‘Broccoli has to be hand cut’: Travel limits squeezing flow of seasonal workers to fruit, vegetable farms – USA DAILY NEWS

‘Broccoli has to be hand cut’: Travel limits squeezing flow of seasonal workers to fruit, vegetable farms

Fruit and vegetable growers say sweeping new travel restrictions are cutting off the flow of seasonal labour to Canadian farms, threatening to disrupt harvests as Ottawa bars foreign travellers in an attempt to contain the rapid spread of the coronavirus.

Prime Minister Justin Trudeau has said all international visitors to Canada — with the exception of Americans, diplomats and flight crews — will be refused at the airport beginning Wednesday.

Roughly 60,000 workers from countries including the Caribbean, Guatemala and Mexico arrive in Canada each year to seed and harvest crops of tomatoes, lettuce, broccoli, cabbages and other fruits and vegetables. Farmers’ associations that send airplanes to transport the workers to Canada, were given until midnight Tuesday to bring the last group of 250 employees into the country, said Ken Forth, a broccoli grower and chair of the labour section of the Ontario Fruit and Vegetable Growers’ Association.

“We had four more planes scheduled for this week, but now they aren’t coming,” Forth said. “Broccoli has to be hand cut. I need an army of people to do that. From now until mid August I’m planting and harvesting because our retailers want a constant supply.”

About three quarters of the seasonal labourers supporting Canada’s fruit and vegetable growers come from outside the country. Though several thousand have already arrived and are working in greenhouses, the flow of incoming employees increases dramatically in late March, when seeding season begins. Indeed, workers should be arriving in large numbers each day over the next few weeks, said Forth.

“Those weeks are key because after the greenhouses start, the push is on for outdoor growers, people like me, who seed broccoli and cucumbers and peppers things like that,” said Forth. “We were slated in the next month to bring in 4,600 people and 13,600 in the next three months. Those people are very important.”

In an effort to curb panic buying, grocers have reassured the public that no shortages of essential food items exist. Canadians have been urged to buy no more food than they need for a two-week period. And growers’ associations say there is no immediate supply issue for fresh produce.

“We are not running out of food or essential supplies,” Loblaw chief executive Galen Weston wrote in an open letter to shoppers Monday. “Our supply chain and store teams are responding to the spikes in volume and quickly getting the most important items back on the shelf.”

The bare shelves throughout grocery stores are not due to a scarcity of food but to a disruption in a complicated just-in-time supply chain that relies on people buying in steady rates, said David Soberman, the Canadian National Chair in strategic marketing at the Rotman School of Management.

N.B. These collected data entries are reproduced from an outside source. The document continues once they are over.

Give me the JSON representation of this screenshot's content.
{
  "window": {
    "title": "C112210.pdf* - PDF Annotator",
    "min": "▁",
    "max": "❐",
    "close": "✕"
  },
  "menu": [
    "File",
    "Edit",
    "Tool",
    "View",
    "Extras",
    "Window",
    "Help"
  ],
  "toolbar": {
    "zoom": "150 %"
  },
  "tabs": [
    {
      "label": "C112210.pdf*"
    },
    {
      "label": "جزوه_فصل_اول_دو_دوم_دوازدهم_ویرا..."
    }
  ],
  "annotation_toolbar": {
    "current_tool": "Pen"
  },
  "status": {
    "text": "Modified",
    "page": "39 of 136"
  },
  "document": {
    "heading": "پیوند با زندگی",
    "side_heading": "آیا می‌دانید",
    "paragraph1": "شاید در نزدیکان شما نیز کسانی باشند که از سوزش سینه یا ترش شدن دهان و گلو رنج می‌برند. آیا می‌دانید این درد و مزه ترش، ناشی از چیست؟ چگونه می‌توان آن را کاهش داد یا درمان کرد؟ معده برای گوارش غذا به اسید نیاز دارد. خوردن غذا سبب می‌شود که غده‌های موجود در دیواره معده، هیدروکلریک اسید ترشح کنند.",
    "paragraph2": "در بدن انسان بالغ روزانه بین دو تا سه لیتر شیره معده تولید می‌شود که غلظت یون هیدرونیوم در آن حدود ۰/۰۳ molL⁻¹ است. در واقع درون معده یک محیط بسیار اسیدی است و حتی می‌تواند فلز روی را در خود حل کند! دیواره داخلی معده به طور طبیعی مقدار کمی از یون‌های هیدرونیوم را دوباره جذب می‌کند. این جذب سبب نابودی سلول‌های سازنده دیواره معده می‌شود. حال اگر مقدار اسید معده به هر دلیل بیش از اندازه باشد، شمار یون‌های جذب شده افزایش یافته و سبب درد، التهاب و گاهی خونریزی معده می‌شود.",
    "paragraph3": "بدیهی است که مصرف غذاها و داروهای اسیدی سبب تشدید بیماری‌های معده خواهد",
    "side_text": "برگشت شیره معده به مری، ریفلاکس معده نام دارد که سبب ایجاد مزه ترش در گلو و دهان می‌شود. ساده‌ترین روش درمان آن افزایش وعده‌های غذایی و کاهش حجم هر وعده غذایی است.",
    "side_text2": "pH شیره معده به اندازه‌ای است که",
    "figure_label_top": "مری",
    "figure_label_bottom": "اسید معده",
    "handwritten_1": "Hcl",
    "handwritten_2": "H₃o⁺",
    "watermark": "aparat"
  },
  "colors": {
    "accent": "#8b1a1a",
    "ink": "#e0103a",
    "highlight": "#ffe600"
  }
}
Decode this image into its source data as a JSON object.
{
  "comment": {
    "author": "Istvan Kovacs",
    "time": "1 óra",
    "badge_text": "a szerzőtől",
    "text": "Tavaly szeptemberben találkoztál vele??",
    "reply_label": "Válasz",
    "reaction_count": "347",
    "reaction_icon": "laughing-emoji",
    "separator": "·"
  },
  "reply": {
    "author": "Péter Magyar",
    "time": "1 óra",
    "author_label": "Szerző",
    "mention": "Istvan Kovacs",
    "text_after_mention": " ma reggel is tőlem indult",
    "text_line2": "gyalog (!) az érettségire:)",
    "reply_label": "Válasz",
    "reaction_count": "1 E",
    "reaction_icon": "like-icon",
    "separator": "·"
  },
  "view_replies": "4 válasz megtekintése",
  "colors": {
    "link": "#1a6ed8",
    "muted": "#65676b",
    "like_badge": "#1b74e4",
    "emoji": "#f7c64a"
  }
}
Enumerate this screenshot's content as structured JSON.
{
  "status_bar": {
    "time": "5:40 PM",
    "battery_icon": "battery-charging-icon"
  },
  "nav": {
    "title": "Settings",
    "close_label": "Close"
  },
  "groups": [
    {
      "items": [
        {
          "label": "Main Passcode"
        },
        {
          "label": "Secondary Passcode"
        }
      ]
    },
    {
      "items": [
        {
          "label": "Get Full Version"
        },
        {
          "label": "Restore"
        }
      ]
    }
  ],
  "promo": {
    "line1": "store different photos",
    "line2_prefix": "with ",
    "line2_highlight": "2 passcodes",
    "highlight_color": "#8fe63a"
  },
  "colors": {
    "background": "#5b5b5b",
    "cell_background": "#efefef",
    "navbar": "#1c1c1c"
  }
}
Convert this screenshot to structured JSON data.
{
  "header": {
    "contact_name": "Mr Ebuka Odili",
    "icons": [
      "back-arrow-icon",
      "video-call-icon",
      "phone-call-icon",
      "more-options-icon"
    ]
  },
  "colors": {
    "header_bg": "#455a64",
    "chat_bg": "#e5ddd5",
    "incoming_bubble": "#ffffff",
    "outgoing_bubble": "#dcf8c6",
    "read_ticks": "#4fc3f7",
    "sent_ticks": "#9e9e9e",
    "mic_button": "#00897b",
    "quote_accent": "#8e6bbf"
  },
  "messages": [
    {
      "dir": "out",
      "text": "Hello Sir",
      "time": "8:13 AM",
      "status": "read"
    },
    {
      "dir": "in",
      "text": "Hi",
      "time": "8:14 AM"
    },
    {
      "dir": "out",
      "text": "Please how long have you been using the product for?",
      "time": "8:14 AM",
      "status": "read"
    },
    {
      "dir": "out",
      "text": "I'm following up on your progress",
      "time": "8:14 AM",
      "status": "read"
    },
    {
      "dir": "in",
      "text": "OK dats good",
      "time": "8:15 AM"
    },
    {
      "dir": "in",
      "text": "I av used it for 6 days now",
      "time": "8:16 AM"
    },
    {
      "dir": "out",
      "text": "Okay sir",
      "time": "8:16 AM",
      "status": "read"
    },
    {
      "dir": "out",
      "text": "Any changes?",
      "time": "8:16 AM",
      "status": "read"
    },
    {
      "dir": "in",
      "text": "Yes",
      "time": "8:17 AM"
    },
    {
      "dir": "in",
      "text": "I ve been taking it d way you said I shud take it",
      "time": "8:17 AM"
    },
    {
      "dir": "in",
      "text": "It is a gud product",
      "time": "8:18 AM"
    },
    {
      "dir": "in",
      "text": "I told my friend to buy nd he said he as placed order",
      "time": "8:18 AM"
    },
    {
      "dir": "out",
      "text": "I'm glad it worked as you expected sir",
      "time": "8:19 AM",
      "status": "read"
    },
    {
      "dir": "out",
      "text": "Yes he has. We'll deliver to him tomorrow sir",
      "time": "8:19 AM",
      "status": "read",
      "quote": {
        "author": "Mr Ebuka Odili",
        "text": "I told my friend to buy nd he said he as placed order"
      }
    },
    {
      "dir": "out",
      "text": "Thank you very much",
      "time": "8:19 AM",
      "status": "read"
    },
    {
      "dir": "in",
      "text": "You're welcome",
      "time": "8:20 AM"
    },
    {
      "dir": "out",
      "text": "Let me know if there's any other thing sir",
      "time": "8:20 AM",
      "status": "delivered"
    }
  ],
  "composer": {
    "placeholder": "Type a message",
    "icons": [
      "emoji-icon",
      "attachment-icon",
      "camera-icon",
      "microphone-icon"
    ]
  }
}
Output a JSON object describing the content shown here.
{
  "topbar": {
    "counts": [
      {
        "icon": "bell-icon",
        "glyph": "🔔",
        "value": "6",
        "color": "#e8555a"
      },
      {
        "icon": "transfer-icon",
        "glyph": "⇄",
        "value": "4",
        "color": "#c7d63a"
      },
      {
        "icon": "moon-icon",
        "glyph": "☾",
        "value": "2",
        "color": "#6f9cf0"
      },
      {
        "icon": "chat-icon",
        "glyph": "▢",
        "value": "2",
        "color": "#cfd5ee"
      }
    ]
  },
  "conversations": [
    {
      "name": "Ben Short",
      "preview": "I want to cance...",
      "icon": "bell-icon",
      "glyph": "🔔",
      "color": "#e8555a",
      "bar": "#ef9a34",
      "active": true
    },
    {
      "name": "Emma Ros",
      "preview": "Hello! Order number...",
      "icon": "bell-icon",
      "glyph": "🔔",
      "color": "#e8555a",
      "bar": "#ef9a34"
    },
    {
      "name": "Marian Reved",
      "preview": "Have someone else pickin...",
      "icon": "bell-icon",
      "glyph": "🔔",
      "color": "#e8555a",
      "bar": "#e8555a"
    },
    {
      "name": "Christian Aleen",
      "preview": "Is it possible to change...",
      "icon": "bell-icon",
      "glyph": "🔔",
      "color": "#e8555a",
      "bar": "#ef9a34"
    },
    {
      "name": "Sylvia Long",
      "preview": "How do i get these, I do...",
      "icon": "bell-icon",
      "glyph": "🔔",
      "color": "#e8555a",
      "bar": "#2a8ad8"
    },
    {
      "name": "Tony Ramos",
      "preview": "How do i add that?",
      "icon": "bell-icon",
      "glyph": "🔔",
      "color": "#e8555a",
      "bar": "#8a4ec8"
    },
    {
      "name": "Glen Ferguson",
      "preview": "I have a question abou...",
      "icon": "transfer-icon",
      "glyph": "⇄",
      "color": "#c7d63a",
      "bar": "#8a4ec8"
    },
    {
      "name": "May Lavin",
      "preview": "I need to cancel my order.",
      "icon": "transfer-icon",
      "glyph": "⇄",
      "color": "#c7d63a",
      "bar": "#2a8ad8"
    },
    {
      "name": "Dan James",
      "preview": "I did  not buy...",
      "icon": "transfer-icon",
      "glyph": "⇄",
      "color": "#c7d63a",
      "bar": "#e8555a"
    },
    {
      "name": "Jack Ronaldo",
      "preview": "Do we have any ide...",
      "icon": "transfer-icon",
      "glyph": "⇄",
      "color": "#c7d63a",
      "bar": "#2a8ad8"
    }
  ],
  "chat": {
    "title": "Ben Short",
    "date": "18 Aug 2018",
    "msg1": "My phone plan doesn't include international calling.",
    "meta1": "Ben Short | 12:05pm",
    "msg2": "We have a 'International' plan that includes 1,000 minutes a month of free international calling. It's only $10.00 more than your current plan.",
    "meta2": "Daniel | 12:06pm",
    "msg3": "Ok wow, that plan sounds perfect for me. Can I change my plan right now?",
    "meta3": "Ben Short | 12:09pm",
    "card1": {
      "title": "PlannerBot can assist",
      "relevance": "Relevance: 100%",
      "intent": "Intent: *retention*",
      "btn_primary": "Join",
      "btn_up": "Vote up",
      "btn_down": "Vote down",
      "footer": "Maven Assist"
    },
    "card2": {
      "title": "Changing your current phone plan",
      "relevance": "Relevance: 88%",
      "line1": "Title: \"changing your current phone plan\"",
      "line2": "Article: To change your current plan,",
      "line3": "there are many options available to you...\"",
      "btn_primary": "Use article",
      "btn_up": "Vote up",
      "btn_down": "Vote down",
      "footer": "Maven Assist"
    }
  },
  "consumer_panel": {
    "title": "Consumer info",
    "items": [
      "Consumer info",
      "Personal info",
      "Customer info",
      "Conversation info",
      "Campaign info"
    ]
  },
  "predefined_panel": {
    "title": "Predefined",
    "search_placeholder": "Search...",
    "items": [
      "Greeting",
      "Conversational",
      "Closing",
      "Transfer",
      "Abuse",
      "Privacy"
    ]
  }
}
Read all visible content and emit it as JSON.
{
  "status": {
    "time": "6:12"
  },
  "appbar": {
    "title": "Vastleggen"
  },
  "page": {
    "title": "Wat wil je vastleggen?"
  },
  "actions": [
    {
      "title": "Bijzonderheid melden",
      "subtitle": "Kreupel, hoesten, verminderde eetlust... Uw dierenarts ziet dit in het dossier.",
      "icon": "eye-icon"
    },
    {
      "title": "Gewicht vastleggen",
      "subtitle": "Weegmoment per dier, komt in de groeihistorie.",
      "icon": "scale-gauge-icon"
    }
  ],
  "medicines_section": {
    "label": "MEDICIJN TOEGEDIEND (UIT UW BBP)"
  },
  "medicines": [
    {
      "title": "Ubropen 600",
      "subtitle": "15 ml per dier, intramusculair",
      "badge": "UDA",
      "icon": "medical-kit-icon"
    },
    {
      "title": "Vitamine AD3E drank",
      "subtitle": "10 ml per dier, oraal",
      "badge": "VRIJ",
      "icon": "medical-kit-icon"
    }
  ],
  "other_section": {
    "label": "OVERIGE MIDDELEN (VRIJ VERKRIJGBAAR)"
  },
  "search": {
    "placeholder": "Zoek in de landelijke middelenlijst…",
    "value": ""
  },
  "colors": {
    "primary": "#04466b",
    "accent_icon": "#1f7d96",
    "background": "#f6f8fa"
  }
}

“Anytime there’s a disruption in those rates you either have a big buildup in inventory or you have a depletion in inventory,” Soberman said. “When you double or triple the rate at which something is taken out of the system, you end up with gaps. So the gaps may appear in grocery stores, at the wholesaler or even the manufacturer. Once an equilibrium is re-established things will get back to normal.”

Grocers are facing a ‘double whammy’ of labour concerns and a weaker Canadian dollar

Sylvain Charlebois, Dalhousie University

Weston, whose firm also controls the Shoppers Drug Mart chain, promised not to raise “a single price on any item” to take advantage of the COVID 19 crisis.

Keeping prices intact could be difficult, given the pressure on labour and the Canadian dollar, analysts say.

Local workers could bridge the gap left by seasonal employees, Soberman said. However, they would likely have to be paid more than foreign workers have traditionally earned, pushing up the price of the product.

As for imported goods: “If the cost of Italian cheese goes up because of what’s happening in Italy right now, they won’t be able to keep that price down,” he added.

Grocers are facing a “double whammy” of labour concerns and a weaker Canadian dollar that reduces their purchasing power, said Sylvain Charlebois, scientific director of the Agri-Food Analytics Lab at Dalhousie University.

“The Canadian dollar has been diving for six or seven days, that really hurts grocers,” he said. “And while the Canadian government made a decision on travel to keep us safe, they didn’t address the issue of foreign labour coming in to support the agricultural sector. This could be really problematic for them.”

Mary Robinson, president of the Canadian Federation of Agriculture, said the issue had been raised with the federal government and she was hopeful that “we’ll find solutions quickly.”

“We at least need a skeleton crew to seed the crops,” she said. “And by the time of harvest, I’m hopeful a lot of these tensions will be reduced. A lot of farmers rely on these workers and they are very stressed.”

Agriculture Minister Marie Claude Bibeau has formed an intersectoral working group to follow up on the impacts of the COVID-19 crisis on the agriculture and agri-food sector. In a statement, Bibeau said the Canadian Food Inspection Agency has “strong measures in place to ensure the safety of Canada’s food supply.”